By 1999, Triple P had outgrown The University of Queensland's ability to manage Triple P's training, publications and marketing. When the university approached McWilliam about licensing the program, its research commercialization company, UniQuest Pty Limited, got involved.

“The reason we decided to license Triple P was to make the program grow, making it more widely disseminated,” says Joe McLean, UniQuest's group manager, social sciences and humanities.

However, a social science program posed a new set of challenges for UniQuest.

For one thing, the university's policy on intellectual property was clear on patents but less so on licensing training programs. So UniQuest needed to make sure its actions fit the university's policy.

In addition, most funding — from the university and elsewhere — was pegged for new ventures and geared toward technology. Triple P was neither new nor a conventional type of technology, such as an engineering invention.

However, UniQuest overcame these challenges and licensed the technology to a private company that would become known as Triple P International Pty Ltd, with McWilliam as managing director. Luckily McWilliam was able to help fund the company's growth, in addition to managing the Brisbane, Australia-based firm.

Going Beyond "Supernanny"

With its public-health model, Triple P International started reaching parents through agreements with government agencies, private organizations and various practitioners.

The company trained practitioners in the program to target it to parents, schools, doctors and social workers. It marketed the program to the general public by using mass media such as newspaper articles. Triple P also made its way into thousands of homes with a New Zealand TV show called “Families” in 1995, as well as a British TV show called “Driving Mum and Dad Mad” in 2005. (View clips of the program on the Triple P website.)

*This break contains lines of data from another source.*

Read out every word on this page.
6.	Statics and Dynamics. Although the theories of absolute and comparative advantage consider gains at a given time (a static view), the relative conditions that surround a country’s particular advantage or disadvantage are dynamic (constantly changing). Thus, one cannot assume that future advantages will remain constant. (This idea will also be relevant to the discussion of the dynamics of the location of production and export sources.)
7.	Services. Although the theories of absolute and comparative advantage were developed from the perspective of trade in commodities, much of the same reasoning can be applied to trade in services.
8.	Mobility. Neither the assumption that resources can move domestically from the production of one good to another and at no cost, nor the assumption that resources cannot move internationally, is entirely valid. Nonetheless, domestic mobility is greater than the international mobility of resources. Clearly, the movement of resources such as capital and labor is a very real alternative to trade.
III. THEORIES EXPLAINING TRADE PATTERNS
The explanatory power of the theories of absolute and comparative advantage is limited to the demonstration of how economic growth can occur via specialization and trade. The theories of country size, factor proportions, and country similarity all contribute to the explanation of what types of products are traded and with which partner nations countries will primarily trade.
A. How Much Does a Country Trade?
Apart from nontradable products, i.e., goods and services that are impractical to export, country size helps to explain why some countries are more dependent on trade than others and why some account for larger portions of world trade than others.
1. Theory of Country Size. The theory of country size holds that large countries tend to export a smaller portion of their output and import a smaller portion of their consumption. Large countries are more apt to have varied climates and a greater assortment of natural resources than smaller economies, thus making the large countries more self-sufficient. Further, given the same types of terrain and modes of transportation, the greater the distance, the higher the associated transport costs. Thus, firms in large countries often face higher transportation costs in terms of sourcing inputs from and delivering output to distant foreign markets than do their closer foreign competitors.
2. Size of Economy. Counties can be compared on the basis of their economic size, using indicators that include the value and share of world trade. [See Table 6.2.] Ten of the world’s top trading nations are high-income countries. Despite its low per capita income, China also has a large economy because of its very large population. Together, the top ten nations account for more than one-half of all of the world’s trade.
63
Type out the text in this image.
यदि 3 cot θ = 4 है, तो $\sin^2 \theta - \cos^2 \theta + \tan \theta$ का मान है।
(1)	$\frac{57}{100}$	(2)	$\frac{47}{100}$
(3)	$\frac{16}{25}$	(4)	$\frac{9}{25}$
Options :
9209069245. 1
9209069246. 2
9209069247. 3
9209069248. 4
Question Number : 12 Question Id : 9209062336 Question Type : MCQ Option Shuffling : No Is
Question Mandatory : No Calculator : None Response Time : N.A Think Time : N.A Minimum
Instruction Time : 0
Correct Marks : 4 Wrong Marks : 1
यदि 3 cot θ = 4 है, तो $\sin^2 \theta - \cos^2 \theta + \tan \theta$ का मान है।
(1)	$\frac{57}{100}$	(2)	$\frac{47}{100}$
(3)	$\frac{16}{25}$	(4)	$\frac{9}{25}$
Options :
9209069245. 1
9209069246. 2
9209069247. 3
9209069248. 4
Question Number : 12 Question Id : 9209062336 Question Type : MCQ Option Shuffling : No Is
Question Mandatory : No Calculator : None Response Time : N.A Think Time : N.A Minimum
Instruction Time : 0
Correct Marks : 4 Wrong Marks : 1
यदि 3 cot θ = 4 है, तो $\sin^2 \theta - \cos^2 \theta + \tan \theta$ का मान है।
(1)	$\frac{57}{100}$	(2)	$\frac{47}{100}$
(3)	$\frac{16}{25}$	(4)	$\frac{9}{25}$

Triple P: for Every Parent

TV programs such as “Driving Mum and Dad Mad” have helped to dispel the myth that only poor parents maltreat their children. In fact, researcher Adrea Theodore, M.D., M.P.H., led an eye-opening study published in the journal Pediatrics that revealed that the rate of harsh physical discipline was not significantly different between low- and high-income households.

However, governments concentrate their interventions on only about 15 percent of the population: those at the greatest risk. This means 85 percent of families don't get the help they might need.

“Everyone, at some point, needs parenting support,” says Sanders.

To that end, Sanders has developed different versions of Triple P for different situations. There are versions for parents of a variety of children, including children with behavior difficulties or autism.

The tiered model allows parents to try different levels of involvement, ranging from watching a TV program to participating in face-to-face counseling sessions.

Sanders and McWilliams hope that, someday, every parent will receive Triple P training. They would like to remove the stigma of parenting classes so that Triple P isn't seen as a program just for “bad” parents.

Triple P Comes of Age

Over the course of Triple P's development, McWilliam's own two children have grown into adults and Sanders is now a grandfather. These days Triple P is used around the globe, and Triple P International is testing a Web-based version of its training program so practitioners can achieve accreditation online.

When asked to predict what will happen in the next five to 10 years, McLean says he sees the international market for Triple P growing. More and more governments are demanding comprehensive, evidence-based solutions, he adds.

As for the best solution when a child is throwing a tantrum at a store, Sanders advises parents to praise good behavior, involve children in the shopping experience and reward kids after a tantrum-free trip.

In other words, using the building blocks of positivity and praise will lead to happier parents and better-behaved children. Unlike the old adage, sparing the rod will not spoil the child. It could very well save him.